If Kyah’s spiral expires, Walter said he will consider a vasectomy, a procedure that has been on the rise in men under 30 during the pandemic.
Jordan Davidson interviewed more than 300 people for a December book called So When Are You Having Kids? The pandemic, she said, has prompted many to delay childbirth among those even thinking about children.
“Those timelines that people have created for themselves, I want to achieve X in three years, have changed. People weren’t exactly ready to move the goalposts and say, ‘OK, I’m going to forego those achievements and do this differently,'” she said. “People still want to travel. They still want to go to graduate school. They still want to meet certain financial benchmarks.”
Fear of climate change has cemented the idea of living without children for many, Davidson said.
“Now with increasing wildfires, droughts and heatwaves, it’s suddenly becoming real, ‘Okay, this is happening during my time, and what will that be like while my kids are alive?'” she said.
In New York City, 23-year-old Emily Shapiro, a copywriter for a pharmaceutical advertising agency, makes $60,000 a year, lives at home to save money, and never wanted children.

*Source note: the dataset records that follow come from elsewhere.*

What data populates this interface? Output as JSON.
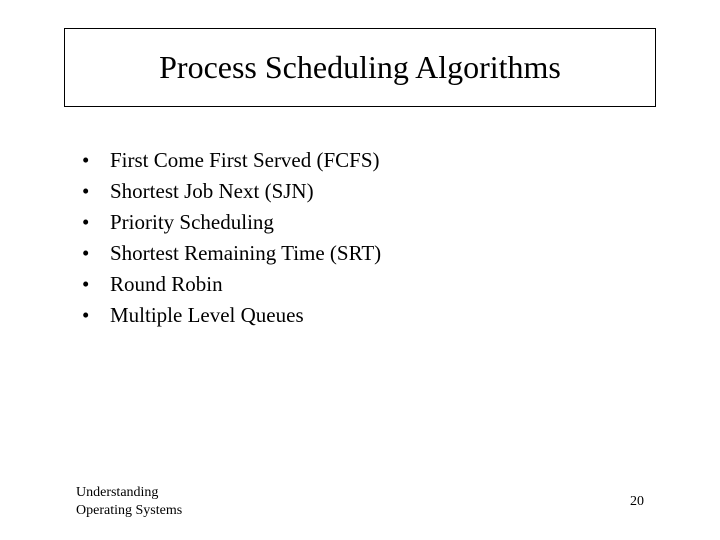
{
  "title": "Process Scheduling Algorithms",
  "bullets": [
    "First Come First Served (FCFS)",
    "Shortest Job Next (SJN)",
    "Priority Scheduling",
    "Shortest Remaining Time (SRT)",
    "Round Robin",
    "Multiple Level Queues"
  ],
  "footer": {
    "line1": "Understanding",
    "line2": "Operating Systems",
    "page": "20"
  }
}
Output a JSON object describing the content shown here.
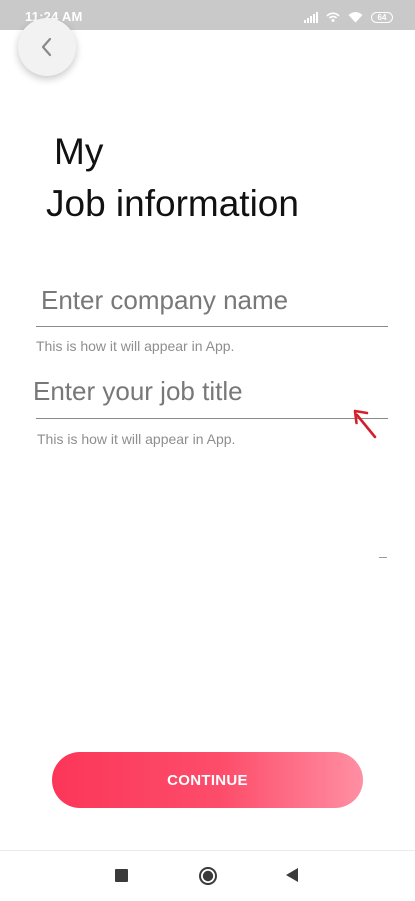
{
  "status_bar": {
    "time": "11:24 AM",
    "battery": "64"
  },
  "header": {
    "back_icon": "chevron-left-icon"
  },
  "title": {
    "line1": "My",
    "line2": "Job information"
  },
  "form": {
    "company": {
      "value": "Enter company name",
      "helper": "This is how it will appear in App."
    },
    "job_title": {
      "value": "Enter your  job title",
      "helper": "This is how it will appear in App."
    }
  },
  "continue_button": {
    "label": "CONTINUE"
  },
  "colors": {
    "accent": "#fc3659",
    "accent_light": "#ff8fa3",
    "annotation_arrow": "#d3202c",
    "status_bar": "#c9c9c9"
  },
  "nav": {
    "recent_icon": "square-icon",
    "home_icon": "circle-home-icon",
    "back_icon": "triangle-back-icon"
  }
}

“They’re sticky. I could never imagine picking up a kid covered in ice cream. I’m a bit anti-germ. I don’t want to change a diaper. If I had one, I wouldn’t want them until they were about sixth grade. I also think physical Earth isn’t doing so well, so it would be unfair,” she said.

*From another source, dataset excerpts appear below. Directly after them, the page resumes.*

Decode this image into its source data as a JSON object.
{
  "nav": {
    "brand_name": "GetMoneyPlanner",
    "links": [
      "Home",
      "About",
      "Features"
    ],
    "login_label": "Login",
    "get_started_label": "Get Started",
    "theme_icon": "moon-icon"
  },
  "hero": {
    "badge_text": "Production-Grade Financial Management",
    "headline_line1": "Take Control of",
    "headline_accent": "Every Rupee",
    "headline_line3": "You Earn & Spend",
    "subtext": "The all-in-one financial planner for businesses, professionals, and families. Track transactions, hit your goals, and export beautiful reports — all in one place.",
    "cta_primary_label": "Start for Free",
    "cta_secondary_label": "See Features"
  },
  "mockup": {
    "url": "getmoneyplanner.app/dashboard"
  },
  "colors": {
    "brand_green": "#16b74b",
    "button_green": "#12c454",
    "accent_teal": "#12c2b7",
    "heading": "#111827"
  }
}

Among the people Jordan interviewed, concern for the environment was far more pronounced in the younger group. Affordability issues, she said, worry both Millennials and Gen Z members alike.
“There’s a lot of anxiety about having kids who would be worse off than they saw themselves growing up,” Davidson said.
Dannie Lynn Murphy, who helps Google find software engineers, said she was almost 17 when she was removed from her home by child protection services due to a pattern of child abuse. Her wife, she said, was similarly raised in a “not great” environment.
“Both of us would have said yes to kids at some point,” she said. “In my late teens and early adult years, I saw and understood the appeal and was drawn to the idea of raising someone differently than I was raised. But the practical realities of a kid kind of suck.”
Murphy makes about $103,000 a year, with bonuses and equity that can push that amount up to $300,000. Your wife makes about $60,000 as a lawyer. They don’t own their home in Seattle.
“I can’t see myself getting a mortgage, let alone a kid,” Murphy, 28, said. “I think the main reason is financial. I’d rather spend that money on travel than spend half a million dollars raising a kid. Second, there is now a fear of treating our children the way our parents treated us.”
Alyssa Persson, 31, grew up in a small town in South Dakota. Marriage and having children is ingrained in the culture, she said. It was only after divorcing her high school sweetheart that she took a step back and wondered what she really wanted out of life.
“Most women where I come from lose their identity in motherhood,” said Persson, who now lives in St. Louis and makes about $47,000 a year as a college librarian.
She owes about $80,000 in student loan debt. Persson is a former teacher who loves children, but she feels she’s now thinking more clearly than ever about the costs, implications, and sacrifices of parenthood.
“Having kids sounds like a trap to me, to be honest,” she said. “Financially, socially, emotionally, physically. And if there was ever the slightest doubt, the fact that I can’t comfortably support myself on my salary is enough to put me off the idea completely.”